I'm wondering what are my chances of getting a good EFL qual, moving to Lithuania and teaching for a few years before finding a job teaching EFL at a university or college.

I've been recommended to aim for a "serious" EFL certificate that takes months rather than days before starting, and to upgrade at some point with a masters e.g. in linguistics later on (I have a first degree, though not in English or linguistics already).

Can anyone offer some more concrete, Lithuania-specific suggestions on how to procede, what the job market is like, which qualifications are prefered in Lithuania etc...? I have looked through EFL questions on Ask MeFi but Lithuania is not mentioned. I will add I'm considering it more as a career move than as an early career stage!
posted by KMH to Work & Money (2 answers total)
 
Response by poster: The standard answer, Dave's ESL Cafe, didn't seem to have much on Lithuania either, though I need to register to search properly :)
posted by KMH at 3:41 AM on April 6, 2011


I'm a TEFL teacher who's worked in Latvia and is working in Poland now; that's sort of as close as we might get here on AskMe! :)

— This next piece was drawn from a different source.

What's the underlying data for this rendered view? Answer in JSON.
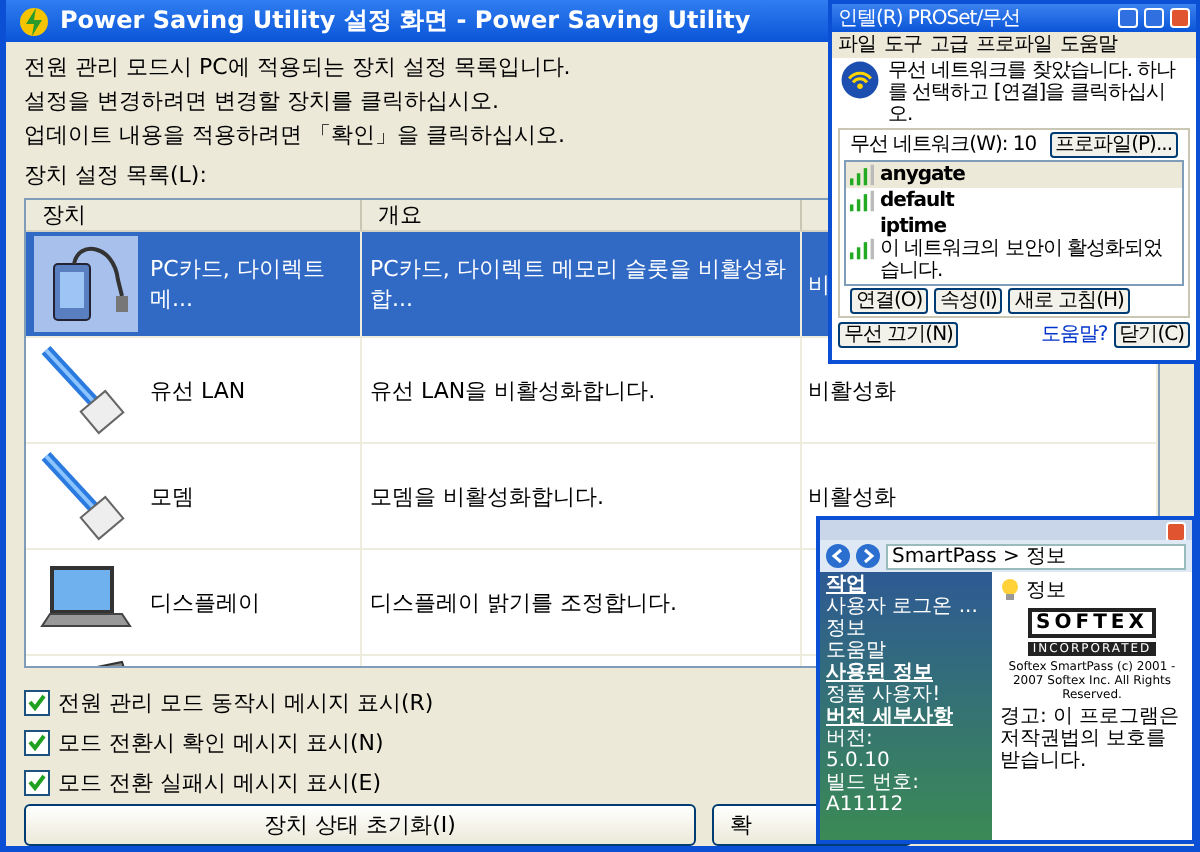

You need to get a CELTA or Trinity Cert to get your foot in the door at many, many schools, especially those which will invest in training you and making you better - which makes you an asset to them and their clients (ka-ching!), and, of course, yourself for future opportunities. It's a month full-time and is available all over the world; any school which offers it is externally assessed, by Cambridge in the case of the CELTA, so while there are varying levels of quality, the content and assessment of the courses are standardized regardless of where you do them.

Also, what's your citizenship? If you aren't an EU citizen and have no post-certification experience, it can be very, very difficult to even get e-mails replied to. I started sending out feelers in February for a job in Poland in September and even with a personal connection between the schools, it still took ages.

That said, you're coming up to peak hiring time right now - Easter through to about August is when most private language schools are looking to hire for September; that said, we've got awesome teachers on staff at the school I work at who were hired four days before the start of the year! Get your CELTA ASAP, ask your trainers for advice on working in Lithuania, and work at a summer school in Britain or Ireland for a few weeks/a month this summer if you're an EU citizen to get experience with young learners and teens - a huge part of the market in central/eastern Europe.

If you don't have that lovely burgundy passport (I'm still working on mine!)...schools have no incentive to pay for your visa expenses or the time it takes them to find someone to process all your paperwork without a proven track record. Get that outside the EU (I went to Indonesia, which was awesome!), then see if you can get in the door.

Best of luck! Shoot me a Mefi Mail anytime.